"Are you a runner from Johnstown?" she asked, sharply.

I stood still. The lady was Silver Heels. She did not know me.

She did not know me, nor I her, at first. It was only when she spoke. And this change had come to us both within four weeks' time!

That she did not recognize me was less to be wondered at. The dark mask of the sun, which I now wore, had changed me to an Indian; anxiety, fatigue, and my awful peril in the Cayuga camp had made haggard a youthful face, perhaps scored and hollowed it. In these weeks I had grown tall; I knew it, for my clothes no longer fitted in leg or sleeve. And I was thin as a kestrel, too; my added belt holes told me that.

But that I had not recognized her till she spoke distressed me. She, too, had grown tall; her face and body were shockingly frail; she had painted her cheeks and powdered her hair, and by her laces and frills and her petticoat of dentelle, she might have been a French noblewoman from Quebec. It were idle to deny her beauty, but it was the beauty of death itself.

"Silver Heels," I said.

Her hand flew to her bosom, then crept up on her throat, which I saw throbbing and whitening at every breath. Good cause for fear had she, the graceless witch!

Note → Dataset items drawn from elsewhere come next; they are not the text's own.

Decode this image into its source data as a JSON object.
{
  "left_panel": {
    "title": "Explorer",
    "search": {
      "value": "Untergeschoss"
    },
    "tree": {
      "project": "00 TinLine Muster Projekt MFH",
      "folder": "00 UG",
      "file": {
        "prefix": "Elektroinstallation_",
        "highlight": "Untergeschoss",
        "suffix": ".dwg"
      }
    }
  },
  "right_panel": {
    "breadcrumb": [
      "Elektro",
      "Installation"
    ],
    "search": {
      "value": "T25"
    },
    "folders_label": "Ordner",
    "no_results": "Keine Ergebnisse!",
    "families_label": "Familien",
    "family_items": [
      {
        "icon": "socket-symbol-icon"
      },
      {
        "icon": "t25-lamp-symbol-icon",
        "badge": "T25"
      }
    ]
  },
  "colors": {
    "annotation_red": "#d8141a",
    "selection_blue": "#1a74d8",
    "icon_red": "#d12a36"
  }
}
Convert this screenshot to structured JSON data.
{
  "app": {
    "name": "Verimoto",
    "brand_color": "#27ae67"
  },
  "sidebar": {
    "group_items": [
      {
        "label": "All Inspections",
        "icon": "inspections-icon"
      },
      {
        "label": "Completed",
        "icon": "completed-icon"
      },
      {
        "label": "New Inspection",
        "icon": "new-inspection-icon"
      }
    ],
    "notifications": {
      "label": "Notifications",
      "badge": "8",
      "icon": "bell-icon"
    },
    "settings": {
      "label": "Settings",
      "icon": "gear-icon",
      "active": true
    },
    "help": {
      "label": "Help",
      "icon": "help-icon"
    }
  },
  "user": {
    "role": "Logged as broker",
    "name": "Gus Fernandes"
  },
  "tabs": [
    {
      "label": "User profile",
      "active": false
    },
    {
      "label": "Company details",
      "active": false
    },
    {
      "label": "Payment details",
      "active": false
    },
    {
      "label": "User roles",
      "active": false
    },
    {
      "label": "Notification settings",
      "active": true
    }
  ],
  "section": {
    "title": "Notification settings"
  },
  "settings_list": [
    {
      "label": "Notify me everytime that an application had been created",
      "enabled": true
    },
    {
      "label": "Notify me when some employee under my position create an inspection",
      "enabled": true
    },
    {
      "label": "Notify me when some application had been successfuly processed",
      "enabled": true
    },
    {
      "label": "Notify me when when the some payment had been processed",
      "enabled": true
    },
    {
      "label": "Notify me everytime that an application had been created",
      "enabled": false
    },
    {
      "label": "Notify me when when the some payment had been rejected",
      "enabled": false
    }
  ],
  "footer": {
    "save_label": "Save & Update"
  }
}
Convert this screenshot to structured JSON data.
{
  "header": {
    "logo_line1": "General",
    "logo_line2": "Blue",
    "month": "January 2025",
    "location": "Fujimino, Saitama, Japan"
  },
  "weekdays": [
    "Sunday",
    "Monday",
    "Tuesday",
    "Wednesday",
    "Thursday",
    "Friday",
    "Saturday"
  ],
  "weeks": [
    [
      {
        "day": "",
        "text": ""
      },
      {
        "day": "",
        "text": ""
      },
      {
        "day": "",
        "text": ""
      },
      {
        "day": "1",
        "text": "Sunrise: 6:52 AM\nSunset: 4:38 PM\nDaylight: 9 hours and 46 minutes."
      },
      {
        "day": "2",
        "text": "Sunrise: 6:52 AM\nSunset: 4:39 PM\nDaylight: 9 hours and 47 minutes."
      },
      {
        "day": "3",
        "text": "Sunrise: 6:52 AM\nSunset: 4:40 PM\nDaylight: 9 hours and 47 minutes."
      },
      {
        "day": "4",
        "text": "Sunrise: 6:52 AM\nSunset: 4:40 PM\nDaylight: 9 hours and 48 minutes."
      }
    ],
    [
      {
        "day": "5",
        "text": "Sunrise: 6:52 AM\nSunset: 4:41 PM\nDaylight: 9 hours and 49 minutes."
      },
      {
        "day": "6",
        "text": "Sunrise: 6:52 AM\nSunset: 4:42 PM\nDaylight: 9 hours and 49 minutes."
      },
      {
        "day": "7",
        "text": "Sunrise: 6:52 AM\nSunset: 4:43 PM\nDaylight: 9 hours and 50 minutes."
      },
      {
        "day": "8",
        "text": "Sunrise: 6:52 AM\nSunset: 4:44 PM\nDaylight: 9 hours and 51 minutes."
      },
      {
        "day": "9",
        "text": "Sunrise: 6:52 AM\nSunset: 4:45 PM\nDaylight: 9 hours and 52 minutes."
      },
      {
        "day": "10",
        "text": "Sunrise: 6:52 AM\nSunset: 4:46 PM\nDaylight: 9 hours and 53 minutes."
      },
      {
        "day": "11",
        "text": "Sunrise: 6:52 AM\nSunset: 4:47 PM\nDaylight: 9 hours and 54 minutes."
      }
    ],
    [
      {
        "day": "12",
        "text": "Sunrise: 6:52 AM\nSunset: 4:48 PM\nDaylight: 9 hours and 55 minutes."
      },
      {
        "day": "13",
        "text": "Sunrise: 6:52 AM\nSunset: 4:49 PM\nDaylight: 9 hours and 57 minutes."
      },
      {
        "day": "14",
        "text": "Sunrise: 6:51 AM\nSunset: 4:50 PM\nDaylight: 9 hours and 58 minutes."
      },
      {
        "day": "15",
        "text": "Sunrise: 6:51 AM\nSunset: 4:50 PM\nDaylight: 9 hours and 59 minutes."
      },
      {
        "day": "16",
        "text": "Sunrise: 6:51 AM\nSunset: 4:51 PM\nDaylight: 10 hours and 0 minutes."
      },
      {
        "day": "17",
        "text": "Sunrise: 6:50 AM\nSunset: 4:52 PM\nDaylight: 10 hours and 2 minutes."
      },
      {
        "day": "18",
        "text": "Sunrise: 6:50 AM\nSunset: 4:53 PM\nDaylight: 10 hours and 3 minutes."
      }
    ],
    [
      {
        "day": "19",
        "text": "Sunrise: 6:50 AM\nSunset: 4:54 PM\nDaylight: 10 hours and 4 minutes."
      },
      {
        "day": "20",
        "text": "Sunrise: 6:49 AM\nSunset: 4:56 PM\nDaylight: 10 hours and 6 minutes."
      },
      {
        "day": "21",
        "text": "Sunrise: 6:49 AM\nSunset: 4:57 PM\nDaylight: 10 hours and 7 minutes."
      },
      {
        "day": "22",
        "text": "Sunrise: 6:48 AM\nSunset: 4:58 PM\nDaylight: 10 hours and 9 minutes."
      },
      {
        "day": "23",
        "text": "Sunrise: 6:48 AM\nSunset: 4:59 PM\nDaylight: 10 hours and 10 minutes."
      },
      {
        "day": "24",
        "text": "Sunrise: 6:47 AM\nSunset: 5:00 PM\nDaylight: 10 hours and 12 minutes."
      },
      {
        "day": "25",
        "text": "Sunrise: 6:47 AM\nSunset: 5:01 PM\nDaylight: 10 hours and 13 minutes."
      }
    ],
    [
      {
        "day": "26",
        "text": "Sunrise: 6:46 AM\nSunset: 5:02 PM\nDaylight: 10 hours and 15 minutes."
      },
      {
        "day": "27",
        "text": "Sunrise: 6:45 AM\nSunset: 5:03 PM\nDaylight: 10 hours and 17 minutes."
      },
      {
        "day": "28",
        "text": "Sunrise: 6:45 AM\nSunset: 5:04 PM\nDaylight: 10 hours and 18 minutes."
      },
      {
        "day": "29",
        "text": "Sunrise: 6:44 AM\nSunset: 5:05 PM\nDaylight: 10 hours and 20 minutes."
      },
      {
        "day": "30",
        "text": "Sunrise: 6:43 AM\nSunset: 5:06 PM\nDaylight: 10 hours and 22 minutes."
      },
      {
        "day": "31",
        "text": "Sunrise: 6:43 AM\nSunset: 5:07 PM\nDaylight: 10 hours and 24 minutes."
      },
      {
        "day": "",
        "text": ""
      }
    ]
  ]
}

After a moment she turned and walked into the orchard. 'Deed I scared her, too, for her dragging feet told of the shock I had given her, and her silk kirtle trembled to her knees. She leaned on the wall, looking out over the town as I had first seen her, and I followed her and rested against the wall beside her.

"Silver Heels," I asked, "are you afraid to see me?"

"No," she said, but the tears in her throat stopped her. Lord! how I had frightened her withal!